昨年、雪柳課長には、すれ違いが続いていた蒼との関係を改善したいなら、一緒に過ごす時間を作るようアドバイスされていた。
しかし――、
結局そのアドバイスを活かせないまま、現在に至る。
カフェプロジェクト以降、蒼の忙しさは倍増していた。
人脈が広がって、付き合いが増えた。
毎晩のように出かけ、毎晩のように蒼の部屋を誰かが訪れていた。
その合間にも、次々と質の高い新商品を送り出していた。
寝る暇もないのではと思うほどの活躍ぶりだ。
そんな蒼に、無理を言って時間を作ってもらうなんて、とてもできなかった。
いまや、KOKONOEの広告塔の役割まで担っている蒼は、社外に出ることも増え、勤務時間中に社内で行き合うこともない。
財務経理部のオフィスに来ることも。
カフェや社食で見かけることも。
喫煙タイムをジャックされることも、ない。
煙草の本数は増え続け、禁煙なんて永遠にできそうもない。
毎晩のように残業しているわたしの予定が空白なことは、隠しようもなかった。
「むこうで、未開の地を切り拓けるたくましい男と出会うかもしれないぞ?」
「未開の地って……江戸時代じゃないんですから。いまの発言で、北国の住人を敵に回しましたよ、課長」
「倒しがいのある敵なら、いつでも大歓迎だ」
「だったら、課長が行くという手もあります。
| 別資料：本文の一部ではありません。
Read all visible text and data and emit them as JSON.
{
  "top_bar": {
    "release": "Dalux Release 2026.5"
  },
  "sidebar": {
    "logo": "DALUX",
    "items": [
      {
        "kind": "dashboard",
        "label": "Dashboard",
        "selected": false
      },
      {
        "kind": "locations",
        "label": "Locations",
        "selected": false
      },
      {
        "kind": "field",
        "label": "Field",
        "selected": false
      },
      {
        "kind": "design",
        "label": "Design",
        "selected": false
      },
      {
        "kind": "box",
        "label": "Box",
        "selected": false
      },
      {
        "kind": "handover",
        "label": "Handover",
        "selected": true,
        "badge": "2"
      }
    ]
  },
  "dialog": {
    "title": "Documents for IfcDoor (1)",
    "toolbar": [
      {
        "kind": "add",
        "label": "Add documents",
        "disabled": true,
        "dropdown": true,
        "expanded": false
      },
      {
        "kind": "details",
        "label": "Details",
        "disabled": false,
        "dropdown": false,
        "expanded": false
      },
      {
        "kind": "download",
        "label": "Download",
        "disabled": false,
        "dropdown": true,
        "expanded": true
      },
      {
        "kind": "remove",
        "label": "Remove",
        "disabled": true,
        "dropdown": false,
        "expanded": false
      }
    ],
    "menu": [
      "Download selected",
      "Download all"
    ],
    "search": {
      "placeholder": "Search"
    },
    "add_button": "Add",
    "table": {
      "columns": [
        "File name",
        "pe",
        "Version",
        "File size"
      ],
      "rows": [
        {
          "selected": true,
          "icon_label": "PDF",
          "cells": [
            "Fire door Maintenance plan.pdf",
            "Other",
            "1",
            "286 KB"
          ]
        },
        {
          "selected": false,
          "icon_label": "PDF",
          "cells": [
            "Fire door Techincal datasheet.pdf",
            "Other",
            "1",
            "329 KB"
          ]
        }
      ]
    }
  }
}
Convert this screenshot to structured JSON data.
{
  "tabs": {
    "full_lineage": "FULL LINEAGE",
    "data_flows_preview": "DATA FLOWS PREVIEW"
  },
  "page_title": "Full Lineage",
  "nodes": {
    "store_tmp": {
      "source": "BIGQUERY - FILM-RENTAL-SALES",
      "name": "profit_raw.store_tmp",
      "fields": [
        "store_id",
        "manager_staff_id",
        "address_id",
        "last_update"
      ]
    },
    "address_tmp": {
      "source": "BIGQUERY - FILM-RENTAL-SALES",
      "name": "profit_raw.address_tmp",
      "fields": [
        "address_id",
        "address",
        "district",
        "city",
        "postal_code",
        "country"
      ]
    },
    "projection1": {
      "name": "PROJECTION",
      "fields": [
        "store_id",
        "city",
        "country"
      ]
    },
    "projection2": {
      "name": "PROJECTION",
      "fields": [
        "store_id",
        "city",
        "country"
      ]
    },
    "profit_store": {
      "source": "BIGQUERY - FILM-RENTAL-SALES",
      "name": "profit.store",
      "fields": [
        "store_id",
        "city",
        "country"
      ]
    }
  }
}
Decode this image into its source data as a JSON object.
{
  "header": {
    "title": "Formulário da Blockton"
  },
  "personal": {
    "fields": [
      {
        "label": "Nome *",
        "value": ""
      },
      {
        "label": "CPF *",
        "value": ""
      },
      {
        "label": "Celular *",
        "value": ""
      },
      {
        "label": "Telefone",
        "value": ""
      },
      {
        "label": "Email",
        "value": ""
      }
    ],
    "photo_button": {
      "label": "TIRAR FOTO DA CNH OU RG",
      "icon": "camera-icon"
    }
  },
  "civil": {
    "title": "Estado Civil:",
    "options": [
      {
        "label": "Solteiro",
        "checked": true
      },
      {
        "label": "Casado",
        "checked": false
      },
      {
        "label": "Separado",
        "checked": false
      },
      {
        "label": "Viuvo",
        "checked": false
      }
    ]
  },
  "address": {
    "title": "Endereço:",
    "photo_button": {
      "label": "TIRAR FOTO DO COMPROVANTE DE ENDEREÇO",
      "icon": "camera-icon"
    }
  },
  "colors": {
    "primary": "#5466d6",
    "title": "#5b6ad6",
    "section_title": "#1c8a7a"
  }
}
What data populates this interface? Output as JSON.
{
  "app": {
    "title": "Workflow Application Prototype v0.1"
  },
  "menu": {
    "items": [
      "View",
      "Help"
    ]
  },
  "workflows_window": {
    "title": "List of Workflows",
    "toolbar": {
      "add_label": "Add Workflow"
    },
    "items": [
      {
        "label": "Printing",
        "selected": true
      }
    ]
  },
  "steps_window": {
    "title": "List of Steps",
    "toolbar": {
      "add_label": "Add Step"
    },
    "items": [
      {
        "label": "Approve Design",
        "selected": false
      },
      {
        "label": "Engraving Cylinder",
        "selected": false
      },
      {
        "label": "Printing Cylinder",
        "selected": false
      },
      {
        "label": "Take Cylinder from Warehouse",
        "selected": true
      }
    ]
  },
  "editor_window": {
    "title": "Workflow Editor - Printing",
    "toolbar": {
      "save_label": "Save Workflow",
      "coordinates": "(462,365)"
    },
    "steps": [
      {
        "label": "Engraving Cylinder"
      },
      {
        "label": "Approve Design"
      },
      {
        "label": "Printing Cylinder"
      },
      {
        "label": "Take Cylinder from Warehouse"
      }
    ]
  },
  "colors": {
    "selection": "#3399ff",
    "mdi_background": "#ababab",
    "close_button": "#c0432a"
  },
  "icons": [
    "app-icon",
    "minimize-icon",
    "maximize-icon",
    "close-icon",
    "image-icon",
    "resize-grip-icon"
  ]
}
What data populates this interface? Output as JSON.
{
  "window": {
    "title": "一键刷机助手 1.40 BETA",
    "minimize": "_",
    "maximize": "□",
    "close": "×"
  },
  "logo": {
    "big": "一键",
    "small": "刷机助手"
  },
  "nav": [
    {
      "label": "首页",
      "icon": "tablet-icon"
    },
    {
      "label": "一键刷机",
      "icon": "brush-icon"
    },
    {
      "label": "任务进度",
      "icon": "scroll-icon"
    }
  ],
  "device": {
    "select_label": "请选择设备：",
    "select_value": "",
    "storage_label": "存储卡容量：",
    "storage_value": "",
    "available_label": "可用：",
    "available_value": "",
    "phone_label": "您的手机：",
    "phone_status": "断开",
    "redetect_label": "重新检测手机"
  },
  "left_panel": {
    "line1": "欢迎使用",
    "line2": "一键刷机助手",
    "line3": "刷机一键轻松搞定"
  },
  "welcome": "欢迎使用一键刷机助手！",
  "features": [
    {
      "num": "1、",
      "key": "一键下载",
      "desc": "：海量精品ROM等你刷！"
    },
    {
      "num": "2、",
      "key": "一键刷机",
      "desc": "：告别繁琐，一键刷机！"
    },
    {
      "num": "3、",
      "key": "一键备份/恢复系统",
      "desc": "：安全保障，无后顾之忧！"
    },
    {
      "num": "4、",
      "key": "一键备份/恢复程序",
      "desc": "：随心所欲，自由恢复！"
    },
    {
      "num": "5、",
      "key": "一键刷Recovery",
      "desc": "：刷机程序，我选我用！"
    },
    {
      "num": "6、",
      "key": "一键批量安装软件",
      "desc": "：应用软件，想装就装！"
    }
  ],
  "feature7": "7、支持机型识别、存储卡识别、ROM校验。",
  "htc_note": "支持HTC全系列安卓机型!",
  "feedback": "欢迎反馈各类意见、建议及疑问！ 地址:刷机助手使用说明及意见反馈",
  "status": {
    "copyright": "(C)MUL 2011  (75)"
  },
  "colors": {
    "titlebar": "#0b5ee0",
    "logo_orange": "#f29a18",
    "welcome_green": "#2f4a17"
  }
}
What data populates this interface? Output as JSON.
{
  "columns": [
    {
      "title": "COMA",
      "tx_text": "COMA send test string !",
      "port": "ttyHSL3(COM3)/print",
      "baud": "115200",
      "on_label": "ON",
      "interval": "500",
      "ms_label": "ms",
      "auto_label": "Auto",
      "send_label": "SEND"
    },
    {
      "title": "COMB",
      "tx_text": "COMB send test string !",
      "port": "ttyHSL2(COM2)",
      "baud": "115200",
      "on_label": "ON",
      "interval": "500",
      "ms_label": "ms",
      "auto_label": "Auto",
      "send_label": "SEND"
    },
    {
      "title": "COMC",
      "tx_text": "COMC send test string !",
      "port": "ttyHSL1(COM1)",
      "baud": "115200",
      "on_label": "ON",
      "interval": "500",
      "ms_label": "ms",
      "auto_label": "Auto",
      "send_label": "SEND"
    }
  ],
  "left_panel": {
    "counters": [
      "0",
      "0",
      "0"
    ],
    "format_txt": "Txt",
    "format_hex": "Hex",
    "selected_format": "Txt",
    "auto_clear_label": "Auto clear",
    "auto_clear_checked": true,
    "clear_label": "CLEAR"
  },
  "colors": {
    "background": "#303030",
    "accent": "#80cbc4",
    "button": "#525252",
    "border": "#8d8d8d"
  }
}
わたしを課長代理に任命して」
「おまえ、下剋上を企てる気か?」
「今度は戦国時代ですか? まったく……。とにかく、週明けまで時間をください。即答なんかできません」
「いいだろう。何なら、俺が白崎に話をつけてやろうか?」
冗談めかした口調とは裏腹に、雪柳課長は真剣な表情をしていた。
「……丁重に、お断りさせていただきます」
恋人との話し合いに上司を引っ張り出すなんて、とんでもない。
すっくと立ち上がって部屋を出ようとしたが、呼び止められる。
「黒田」
「はい?」
「辛いときには、誰かに寄りかかることも必要だ」
雪柳課長は、優しさと憐みの入り混じった表情で、趣味の悪い冗談を口にした。
「泣きたくなったら、胸くらい貸してやるぞ」
わたしが目を逸らし続けている未来が、雪柳課長には見えている。
大人で、経験値が高くて、包容力がある人だ。
頼れば、きっと支えてくれるだろう。
でも、職場で――上司の前で、泣くつもりはなかった。
たとえ、蒼と別れることになったとしても、涙を流すことはないから。
別れたくないと思うような恋は、していない。
「お気持ちだけ、ありがたく受け取っておきます」
わたしの返事に、雪柳課長は苦笑いした。